HCA will be working with the builders to help facilitate the new strategy, with a first, exploratory meeting taking place on February 22. Exactly what form it will take is not yet known, but the idea is to raise awareness of the industry.

"I think we forget as frame builders, especially when we've been doing it as long as we have, that not everybody knows about it, knows what we do," Paul Gibson of Ellis Briggs – a Yorkshire framebuilding brand that was established in 1936 - told Cycling Weekly. Along with Rob Wade of Swallow Bespoke and the HCA, he is helping to spearhead the new initiative.

He points out that those who have come to cycling in recent years don't always know about steel bikes at all.

"If you get 50 and 60-year-old guys that were cycling in their youth, they'll know all about it. But people have come in a cycle in the last 10 years or so, all they've ever known is carbon," he said.

Gibson hopes the new initiative will "bring a bit more rejuvenation into things and get the word out there that we're still we're still doing it."

The HCA reviews its list of crafts every two years, with "the hand-building of bespoke, brazed bicycle frames" having been moved from its Viable list to the Red List last year, where it now resides under the 'Endangered' alongside cricket bat making, broom making, and tens of others.

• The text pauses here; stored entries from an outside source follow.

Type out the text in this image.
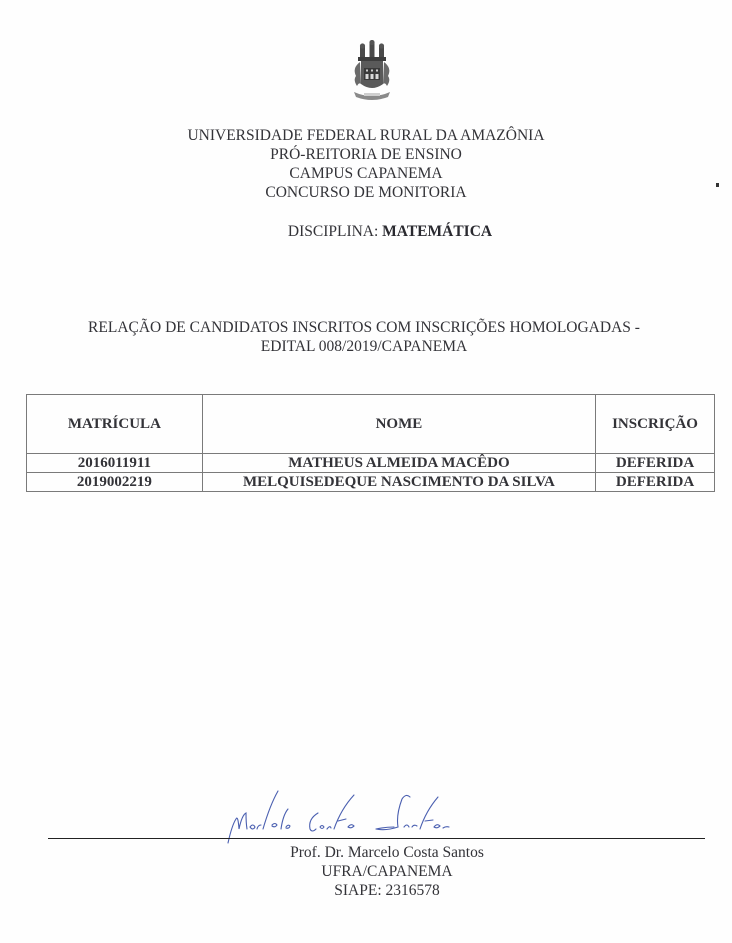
UNIVERSIDADE FEDERAL RURAL DA AMAZÔNIA
PRÓ-REITORIA DE ENSINO
CAMPUS CAPANEMA
CONCURSO DE MONITORIA
DISCIPLINA: MATEMÁTICA
RELAÇÃO DE CANDIDATOS INSCRITOS COM INSCRIÇÕES HOMOLOGADAS -
EDITAL 008/2019/CAPANEMA
MATRÍCULA	NOME	INSCRIÇÃO
2016011911	MATHEUS ALMEIDA MACÊDO	DEFERIDA
2019002219	MELQUISEDEQUE NASCIMENTO DA SILVA	DEFERIDA
Prof. Dr. Marcelo Costa Santos
UFRA/CAPANEMA
SIAPE: 2316578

There are numerous factors affecting the industry, says HCA's endangered crafts manager Mary Lewis, including the availability of training.

"Training is a really difficult one, because it's very difficult to train somebody when you're a self-employed person yourself," she said. "It's a big cost and a big risk. You have to take time out of your own production to train someone, so a lot of them just don't have the capacity to do it."

The numbers are key driver of whether an industry should be on HCA's Red List, and for framebuilding the numbers are small, with the HCA estimating that 50-75 frame builders operating in the UK, with less than 20 of those doing it as their main income. 

The industry isn't yet listed as 'Critically Endangered' by the HCA though and, thankfully, not on the 'Extinct' list along with cricket ball making and mouth-blown sheet glass making. With this new initiative, the frame builders hope to keep it that way.